Social Media Do’s and Don'ts
Whether you’re using social media for business or personal connectivity, there is a right and wrong way to do things. And in a culture where social media has become a top influencer and communication vehicle, it’s important to constantly hone your best practices. Here are some helpful do’s and don’ts to keep in mind before your next post:
Do keep things entertaining. Everyone is inundated with information on social media, so try to make your posts fun or interesting. For example, instead of just posting a photo of your child, make it a photo at a unique location or with an interesting background. Or capture your child doing something funny or creative.
Don’t get overly political. Or if you choose to, be aware that while half your friends and followers may like what you have to say, half will not. So consider the end goal of your social media efforts before you use the medium as a means for voicing political opinions.
Do engage. Don’t just be a voyeur on social media - like and respond to others’ posts, and engage with those who respond to your posts. Remember, it’s all about connectivity.
Don’t react. Before you post, think. As we’ve learned from the national news, once you put something out on social media, it’s out there for good - even if you try to retract it. So even though you might be tempted to use social to vent, please don’t!
Do mix things up.
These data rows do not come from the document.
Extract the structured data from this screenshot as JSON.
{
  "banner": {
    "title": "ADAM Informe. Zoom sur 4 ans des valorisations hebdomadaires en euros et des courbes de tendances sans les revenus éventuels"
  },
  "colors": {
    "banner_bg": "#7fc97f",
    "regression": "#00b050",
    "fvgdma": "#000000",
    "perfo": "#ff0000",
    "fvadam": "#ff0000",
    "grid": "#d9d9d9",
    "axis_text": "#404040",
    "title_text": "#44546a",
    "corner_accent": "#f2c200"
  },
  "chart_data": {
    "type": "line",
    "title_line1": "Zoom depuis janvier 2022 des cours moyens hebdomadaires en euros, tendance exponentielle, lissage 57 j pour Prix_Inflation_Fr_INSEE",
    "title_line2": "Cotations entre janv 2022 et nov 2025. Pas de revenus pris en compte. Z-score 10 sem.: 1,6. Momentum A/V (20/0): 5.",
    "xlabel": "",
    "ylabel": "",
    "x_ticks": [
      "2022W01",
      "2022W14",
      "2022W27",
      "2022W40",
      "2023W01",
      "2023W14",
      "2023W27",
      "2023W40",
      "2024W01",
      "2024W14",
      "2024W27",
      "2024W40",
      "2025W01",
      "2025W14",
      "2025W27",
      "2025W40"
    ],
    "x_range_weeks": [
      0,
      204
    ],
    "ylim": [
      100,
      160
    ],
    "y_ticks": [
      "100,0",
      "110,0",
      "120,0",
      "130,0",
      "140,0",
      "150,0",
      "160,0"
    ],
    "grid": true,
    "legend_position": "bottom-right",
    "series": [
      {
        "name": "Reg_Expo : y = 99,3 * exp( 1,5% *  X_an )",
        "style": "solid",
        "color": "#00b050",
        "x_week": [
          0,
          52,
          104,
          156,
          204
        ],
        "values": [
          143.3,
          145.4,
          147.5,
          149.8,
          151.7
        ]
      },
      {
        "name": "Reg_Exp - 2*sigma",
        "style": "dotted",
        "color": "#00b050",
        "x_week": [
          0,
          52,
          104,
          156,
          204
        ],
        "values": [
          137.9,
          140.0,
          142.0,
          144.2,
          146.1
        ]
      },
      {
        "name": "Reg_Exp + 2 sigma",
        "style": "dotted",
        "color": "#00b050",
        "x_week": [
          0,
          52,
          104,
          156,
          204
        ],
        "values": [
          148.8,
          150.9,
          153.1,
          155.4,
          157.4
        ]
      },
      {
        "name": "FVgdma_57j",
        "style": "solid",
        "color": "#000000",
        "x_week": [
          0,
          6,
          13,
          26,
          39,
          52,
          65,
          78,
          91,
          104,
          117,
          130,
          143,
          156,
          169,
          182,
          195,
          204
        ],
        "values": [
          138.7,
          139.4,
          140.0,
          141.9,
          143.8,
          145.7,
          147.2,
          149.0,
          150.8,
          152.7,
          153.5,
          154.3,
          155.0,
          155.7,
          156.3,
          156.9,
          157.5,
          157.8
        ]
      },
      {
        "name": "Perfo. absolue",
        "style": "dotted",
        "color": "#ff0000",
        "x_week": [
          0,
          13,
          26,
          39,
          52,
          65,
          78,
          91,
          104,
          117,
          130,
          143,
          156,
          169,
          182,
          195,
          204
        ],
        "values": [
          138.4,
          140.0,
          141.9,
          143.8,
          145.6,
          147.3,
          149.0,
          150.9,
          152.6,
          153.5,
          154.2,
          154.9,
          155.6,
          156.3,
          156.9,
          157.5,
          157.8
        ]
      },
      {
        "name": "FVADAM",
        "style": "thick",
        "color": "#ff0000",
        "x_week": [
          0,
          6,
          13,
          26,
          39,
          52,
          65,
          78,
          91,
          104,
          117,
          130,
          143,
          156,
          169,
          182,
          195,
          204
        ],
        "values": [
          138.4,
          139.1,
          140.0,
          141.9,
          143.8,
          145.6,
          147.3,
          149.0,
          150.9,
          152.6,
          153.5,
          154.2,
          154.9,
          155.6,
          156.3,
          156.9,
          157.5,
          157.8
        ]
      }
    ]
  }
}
While you may be using social media for a particular purpose - maybe to promote your new book or to show off your new grandchild - make sure that’s not the only thing you’re posting about. Keep a healthy mix of content that shares the large and small moments of your life to really connect well with friends and followers.
Don’t overshare. Remember that social media sites can be a prime hunting ground for identity thieves. Consider removing your birthdate and hometown from your personal information, and make your profile picture something other than a face-forward headshot - an action shot or a group shot makes it difficult to replicate your identity.